Robert Kempiński (MRGARDEN GKM Grudziądz): Walczyliśmy o to, żeby wygrać ten mecz, to było podstawą. Wygrana daje nam spokojne utrzymanie i nikt nam nie będzie zarzucał, że utrzymaliśmy się w Ekstralidze, bo Rybnikowi zabrali punkty czy jak to pisano "przy zielonym stoliku". Brakowało punktów Krzysia Buczkowskiego. Miał trochę problemy, bo nie mógł się dopasować. Dziękuję moim zawodnikom oraz kibicom za cały sezon, który jeszcze się nie skończył, bo jedziemy do Torunia.
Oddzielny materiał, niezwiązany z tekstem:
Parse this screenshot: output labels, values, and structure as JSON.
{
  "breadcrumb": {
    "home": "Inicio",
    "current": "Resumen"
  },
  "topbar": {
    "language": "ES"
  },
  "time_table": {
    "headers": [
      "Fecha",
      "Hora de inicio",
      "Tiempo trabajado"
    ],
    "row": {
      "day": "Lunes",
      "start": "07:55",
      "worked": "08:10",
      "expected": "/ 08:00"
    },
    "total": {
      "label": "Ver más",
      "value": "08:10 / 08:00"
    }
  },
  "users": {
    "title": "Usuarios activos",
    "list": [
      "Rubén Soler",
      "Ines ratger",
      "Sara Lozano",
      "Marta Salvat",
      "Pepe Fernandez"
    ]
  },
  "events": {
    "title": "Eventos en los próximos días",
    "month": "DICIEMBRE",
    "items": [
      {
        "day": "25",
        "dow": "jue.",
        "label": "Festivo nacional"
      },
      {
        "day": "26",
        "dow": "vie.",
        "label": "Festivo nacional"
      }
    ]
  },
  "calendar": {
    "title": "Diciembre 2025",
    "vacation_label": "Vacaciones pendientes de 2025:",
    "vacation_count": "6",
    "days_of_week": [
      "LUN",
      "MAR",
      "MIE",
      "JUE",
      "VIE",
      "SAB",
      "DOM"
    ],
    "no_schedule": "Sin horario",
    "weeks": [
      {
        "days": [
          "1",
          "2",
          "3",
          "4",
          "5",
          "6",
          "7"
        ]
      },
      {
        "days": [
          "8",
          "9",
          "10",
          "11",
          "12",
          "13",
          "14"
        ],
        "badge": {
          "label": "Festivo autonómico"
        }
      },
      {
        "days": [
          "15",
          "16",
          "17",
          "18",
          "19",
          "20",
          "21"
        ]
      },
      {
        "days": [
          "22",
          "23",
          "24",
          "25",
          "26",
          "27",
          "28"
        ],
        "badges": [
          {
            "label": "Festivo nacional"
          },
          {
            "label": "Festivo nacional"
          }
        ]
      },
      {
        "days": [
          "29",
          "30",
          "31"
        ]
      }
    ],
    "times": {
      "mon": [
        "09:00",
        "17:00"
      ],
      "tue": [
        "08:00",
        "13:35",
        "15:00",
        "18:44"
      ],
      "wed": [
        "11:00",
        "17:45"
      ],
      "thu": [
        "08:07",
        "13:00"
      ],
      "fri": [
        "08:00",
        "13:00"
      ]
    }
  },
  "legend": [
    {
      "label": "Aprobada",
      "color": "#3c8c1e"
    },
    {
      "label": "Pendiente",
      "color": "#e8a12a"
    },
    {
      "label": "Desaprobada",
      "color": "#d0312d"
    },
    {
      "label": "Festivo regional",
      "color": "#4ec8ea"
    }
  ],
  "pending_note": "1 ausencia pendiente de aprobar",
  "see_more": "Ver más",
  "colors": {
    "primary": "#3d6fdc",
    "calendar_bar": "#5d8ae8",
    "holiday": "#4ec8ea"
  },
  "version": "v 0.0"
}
Będziemy walczyć o wygraną, nie będziemy odpuszczać ani nikomu pomagać. Nam też Toruń nie pomagał.
Artiom Łaguta (MRGARDEN GKM Grudziądz): Fajnie wychodziły mi starty i byłem szybki na dystansie. Chociaż w ostatnim biegu z tego trzeciego pola było twardo. Udało mi się pojechać cztery fajne biegi. Szkoda tego piętnastego, bo chciałem zdobyć komplet, ale to jest żużel. Bardzo się cieszę, że utrzymaliśmy się w Ekstralidze.